Total revenue, the bulk of which comes from ad sales, rose 7 percent to $27.91 billion in the first quarter, but missed analysts’ estimates of $28.20 billion, according to IBES data from Refinitiv.
In a conference call with analysts on Wednesday, Chief Financial Officer Dave Wehner cited factors including a slowdown in ecommerce after rapid growth during the COVID-19 pandemic, as well as a loss of revenue in Russia and reduced ad demand amid global economic uncertainty. On the call, Zuckerberg also echoed previous warnings about the challenges of engagement shifting toward features like its short video offering Reels, which generates less revenue than other ad formats.
Russia banned Facebook and Instagram in March, finding Meta guilty of “extremist activity” amid Moscow’s crackdown on social media during its invasion of Ukraine. Meta’s messaging service WhatsApp is not affected by the ban. Meta has also barred advertisers in Russia from creating and running ads anywhere in the world.
Meta forecast second-quarter revenue between $28 billion and $30 billion.
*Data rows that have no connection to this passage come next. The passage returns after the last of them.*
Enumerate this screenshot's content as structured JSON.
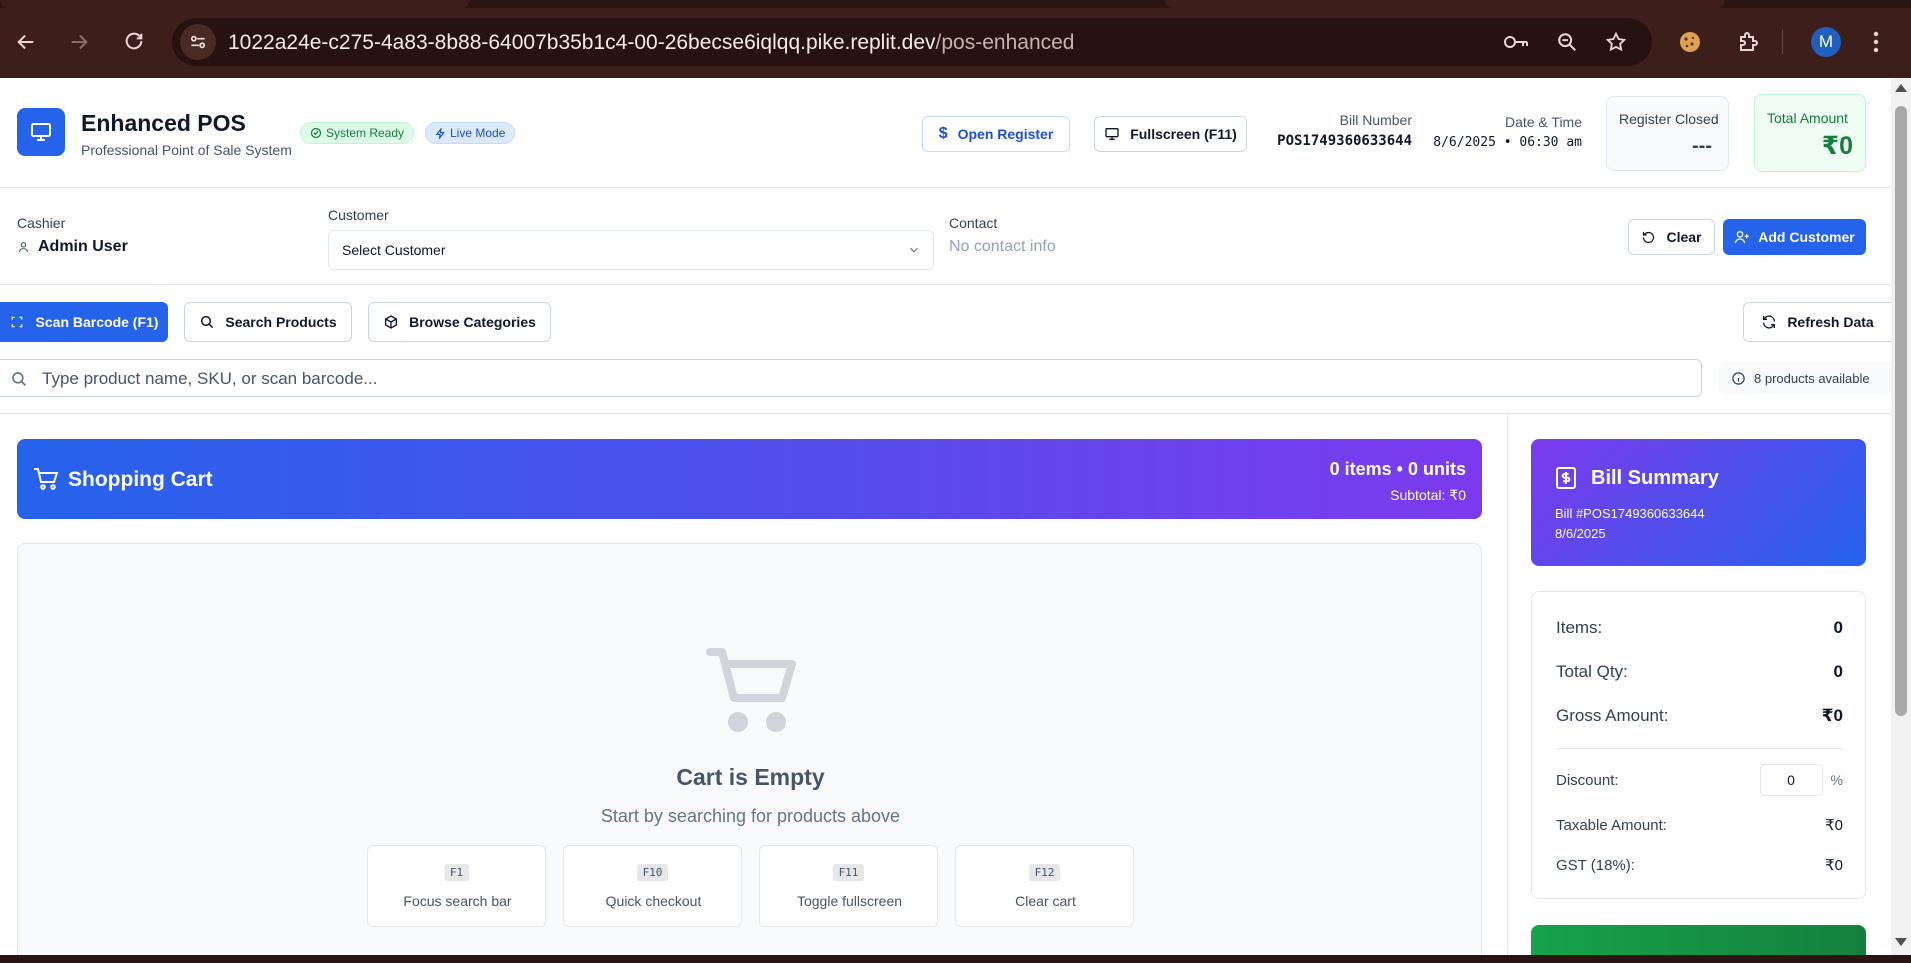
{
  "browser": {
    "url_host": "1022a24e-c275-4a83-8b88-64007b35b1c4-00-26becse6iqlqq.pike.replit.dev",
    "url_path": "/pos-enhanced",
    "profile_initial": "M"
  },
  "header": {
    "title": "Enhanced POS",
    "subtitle": "Professional Point of Sale System",
    "badge_system": "System Ready",
    "badge_live": "Live Mode",
    "open_register": "Open Register",
    "fullscreen": "Fullscreen (F11)",
    "bill_number_label": "Bill Number",
    "bill_number": "POS1749360633644",
    "datetime_label": "Date & Time",
    "datetime": "8/6/2025 • 06:30 am",
    "register_label": "Register Closed",
    "register_value": "---",
    "total_label": "Total Amount",
    "total_value": "₹0"
  },
  "customer_row": {
    "cashier_label": "Cashier",
    "cashier_name": "Admin User",
    "customer_label": "Customer",
    "customer_select": "Select Customer",
    "contact_label": "Contact",
    "contact_value": "No contact info",
    "clear": "Clear",
    "add_customer": "Add Customer"
  },
  "toolbar": {
    "scan": "Scan Barcode (F1)",
    "search": "Search Products",
    "browse": "Browse Categories",
    "refresh": "Refresh Data",
    "search_placeholder": "Type product name, SKU, or scan barcode...",
    "products_available": "8 products available"
  },
  "cart": {
    "title": "Shopping Cart",
    "count": "0 items • 0 units",
    "subtotal": "Subtotal: ₹0",
    "empty_title": "Cart is Empty",
    "empty_sub": "Start by searching for products above",
    "shortcuts": [
      {
        "key": "F1",
        "desc": "Focus search bar"
      },
      {
        "key": "F10",
        "desc": "Quick checkout"
      },
      {
        "key": "F11",
        "desc": "Toggle fullscreen"
      },
      {
        "key": "F12",
        "desc": "Clear cart"
      }
    ]
  },
  "bill": {
    "title": "Bill Summary",
    "bill_no": "Bill #POS1749360633644",
    "date": "8/6/2025",
    "items_label": "Items:",
    "items_value": "0",
    "qty_label": "Total Qty:",
    "qty_value": "0",
    "gross_label": "Gross Amount:",
    "gross_value": "₹0",
    "discount_label": "Discount:",
    "discount_value": "0",
    "discount_unit": "%",
    "taxable_label": "Taxable Amount:",
    "taxable_value": "₹0",
    "gst_label": "GST (18%):",
    "gst_value": "₹0"
  },
  "colors": {
    "primary": "#2563eb",
    "purple": "#7c3aed",
    "success": "#15803d",
    "chrome_bg": "#3c1f1b"
  }
}
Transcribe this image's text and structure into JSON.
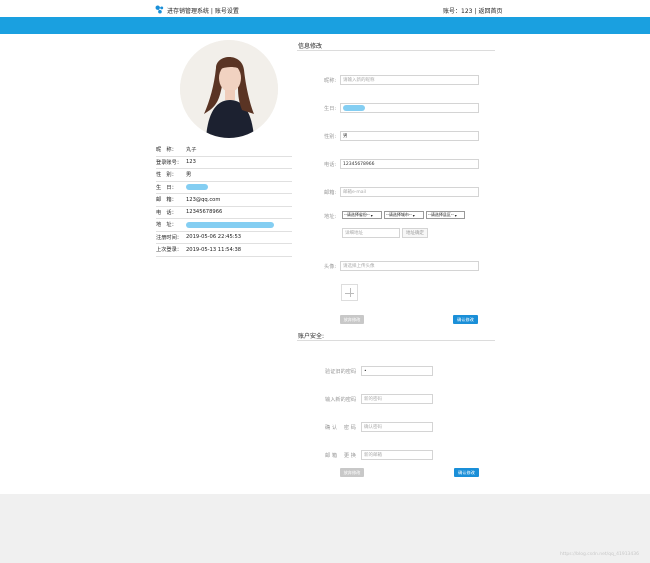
{
  "header": {
    "app_title": "进存销管理系统 | 账号设置",
    "account_label": "账号：123",
    "separator": "|",
    "back_link": "返回首页"
  },
  "profile": {
    "rows": [
      {
        "label": "昵　称：",
        "value": "丸子"
      },
      {
        "label": "登录账号：",
        "value": "123"
      },
      {
        "label": "性　别：",
        "value": "男"
      },
      {
        "label": "生　日：",
        "value": ""
      },
      {
        "label": "邮　箱：",
        "value": "123@qq.com"
      },
      {
        "label": "电　话：",
        "value": "12345678966"
      },
      {
        "label": "地　址：",
        "value": ""
      },
      {
        "label": "注册时间：",
        "value": "2019-05-06 22:45:53"
      },
      {
        "label": "上次登录：",
        "value": "2019-05-13 11:54:38"
      }
    ]
  },
  "info_form": {
    "title": "信息修改",
    "nickname": {
      "label": "昵称:",
      "placeholder": "请输入新的昵称"
    },
    "birthday": {
      "label": "生日:",
      "value": ""
    },
    "gender": {
      "label": "性别:",
      "value": "男"
    },
    "phone": {
      "label": "电话:",
      "value": "12345678966"
    },
    "email": {
      "label": "邮箱:",
      "placeholder": "邮箱e-mail"
    },
    "address": {
      "label": "地址:",
      "province": "--请选择省份--",
      "city": "--请选择城市--",
      "district": "--请选择县区--",
      "detail_placeholder": "详细地址",
      "confirm_button": "地址确定"
    },
    "avatar": {
      "label": "头像:",
      "placeholder": "请选择上传头像"
    },
    "cancel_button": "放弃修改",
    "submit_button": "确认修改"
  },
  "security_form": {
    "title": "账户安全:",
    "old_password": {
      "label": "验证旧的密码",
      "value": "•"
    },
    "new_password": {
      "label": "输入新的密码",
      "placeholder": "新的密码"
    },
    "confirm_password": {
      "label": "确 认 　密 码",
      "placeholder": "确认密码"
    },
    "new_email": {
      "label": "邮 箱 　更 换",
      "placeholder": "新的邮箱"
    },
    "cancel_button": "放弃修改",
    "submit_button": "确认修改"
  },
  "watermark": "https://blog.csdn.net/qq_41913436",
  "colors": {
    "accent": "#1aa0e0",
    "button": "#1a8fd8"
  }
}
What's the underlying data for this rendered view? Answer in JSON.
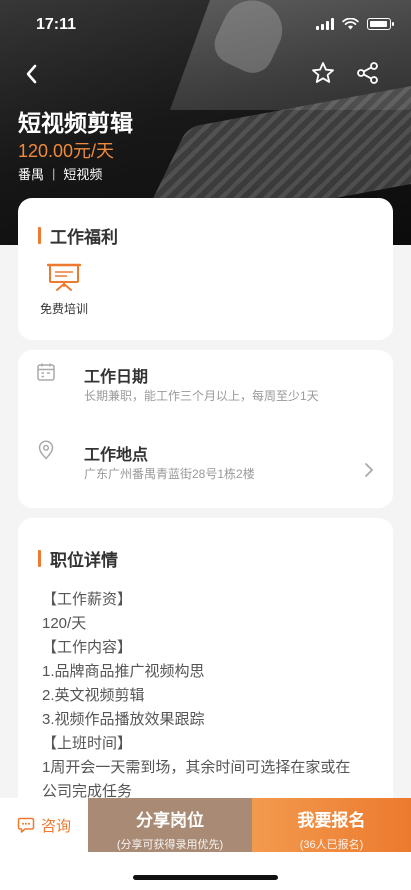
{
  "status_bar": {
    "time": "17:11"
  },
  "header": {
    "title": "短视频剪辑",
    "salary": "120.00元/天",
    "location": "番禺",
    "separator": "|",
    "category": "短视频"
  },
  "benefits": {
    "title": "工作福利",
    "items": [
      {
        "label": "免费培训",
        "icon": "training-board-icon"
      }
    ]
  },
  "info": {
    "date": {
      "title": "工作日期",
      "value": "长期兼职，能工作三个月以上，每周至少1天"
    },
    "address": {
      "title": "工作地点",
      "value": "广东广州番禺青蓝街28号1栋2楼"
    }
  },
  "detail": {
    "title": "职位详情",
    "lines": [
      "【工作薪资】",
      "120/天",
      "【工作内容】",
      "1.品牌商品推广视频构思",
      "2.英文视频剪辑",
      "3.视频作品播放效果跟踪",
      "【上班时间】",
      "1周开会一天需到场，其余时间可选择在家或在",
      "公司完成任务"
    ]
  },
  "actions": {
    "consult": "咨询",
    "share": {
      "label": "分享岗位",
      "sub": "(分享可获得录用优先)"
    },
    "apply": {
      "label": "我要报名",
      "sub": "(36人已报名)"
    }
  },
  "colors": {
    "accent": "#ee7a30",
    "share_bg": "#a98b75"
  }
}
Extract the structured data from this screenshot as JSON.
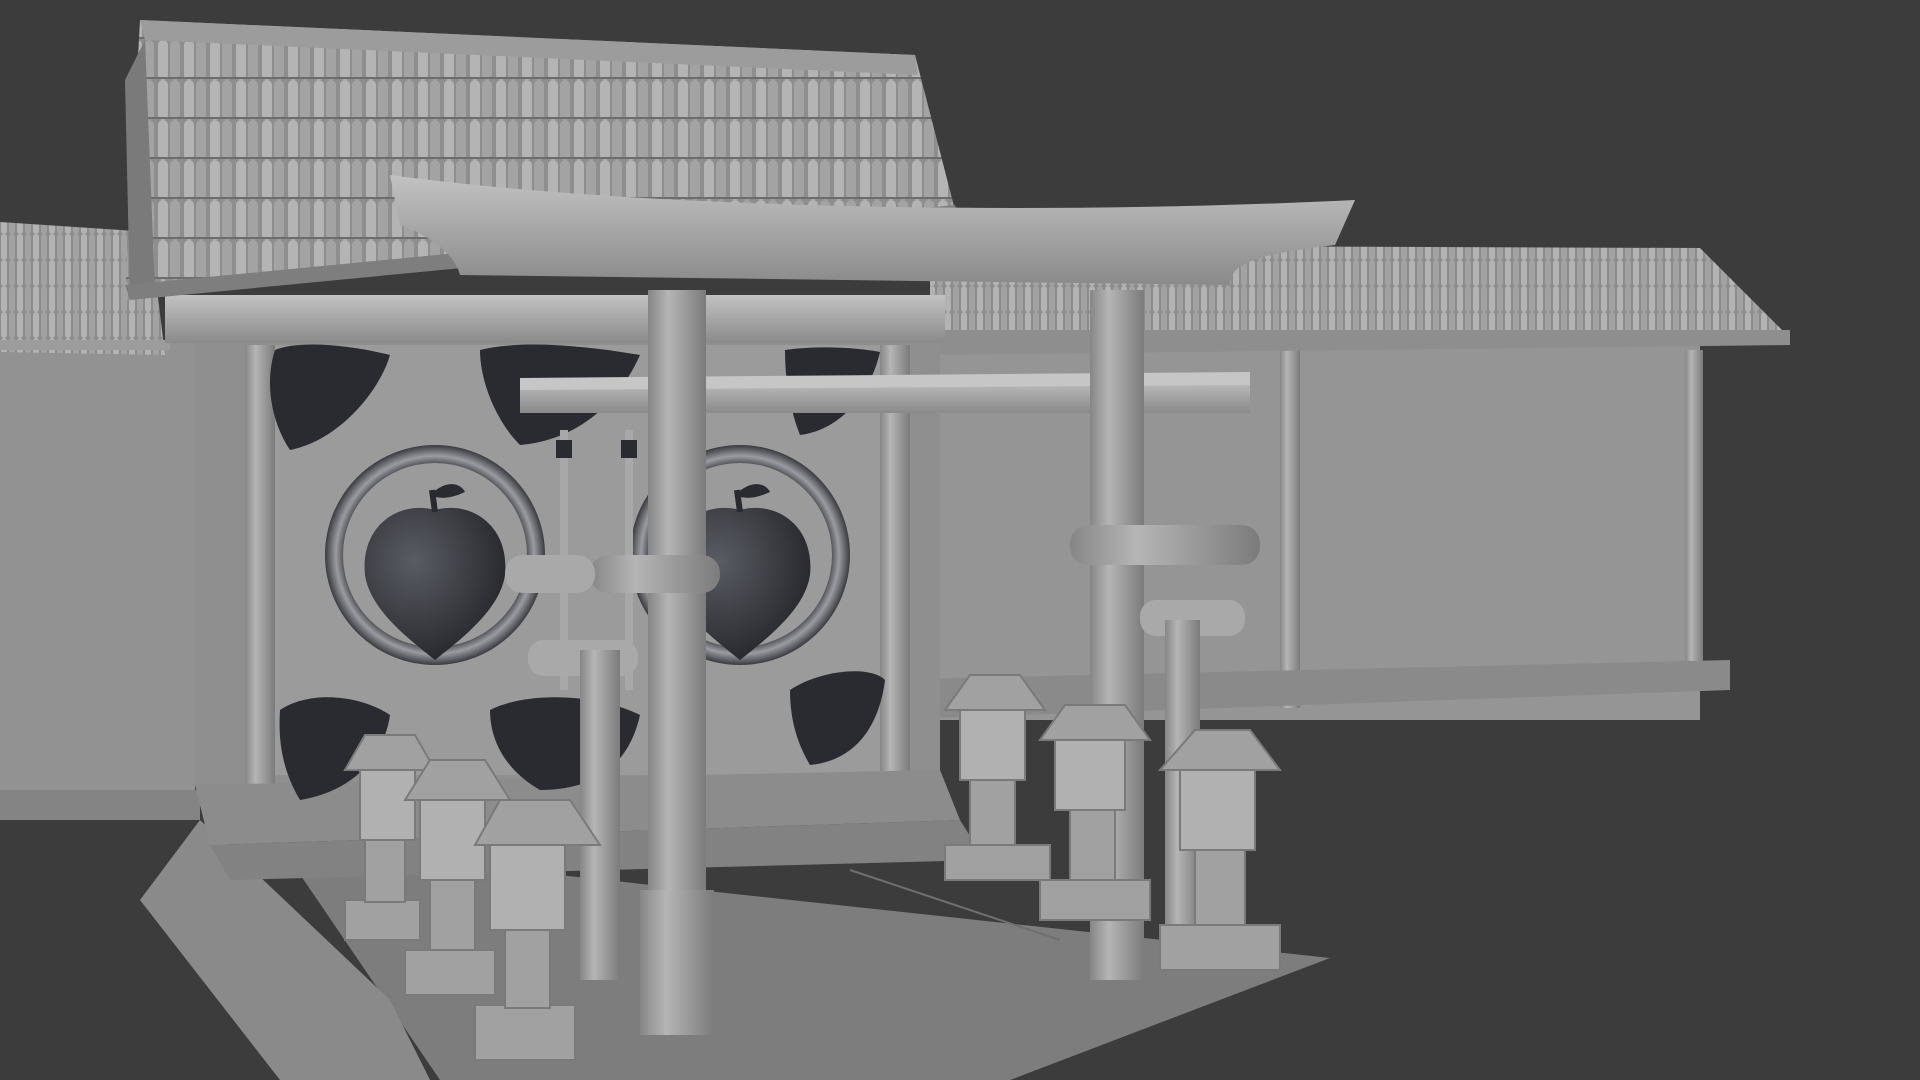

Analysts on average were expecting current-quarter revenue of $30.63 billion. The company said its outlook reflected factors including the war in Ukraine and said it was monitoring the potential impact of regulatory moves in Europe.
Recent earnings reports from Google parent Alphabet Inc and Snap Inc have signaled the impact of the global economic turmoil on digital ads spending, amid rising inflation and geopolitical uncertainty.
“I think following Google, expectations were just for the absolute worst,” said Rick Meckler, partner at Cherry Lane Investments, a family investment office in New Vernon, New Jersey. “When they came in with EPS above estimates, I think people who had shorted the stock and those that had…given up on it decided to come back in.”
Meta lowered its expected 2022 total expenses to between $87 billion and $92 billion, down from its prior outlook of $90 billion to $95 billion.
Company executives said on the call that Meta was making significant investments in AI and machine learning to improve ad capabilities, as it grapples with the impact of Apple’s changes to its operating system, which have made it harder for brands to target and measure their ads on Facebook and Instagram.
But Zuckerberg also said that due to current business growth levels, Meta was slowing the pace of some longer-term investments in its AI infrastructure and Reality Labs hardware division, which is home to its augmented and virtual reality efforts
Meta saw quarterly revenue of $695 million for Reality Labs hardware division. It reported $3 billion in losses from operations from these metaverse ambitions.
Zuckerberg has warned it will take Meta billions of dollars and multiple years to realize its aims around building the metaverse, a futuristic idea of virtual environments where users can work, socialize and play.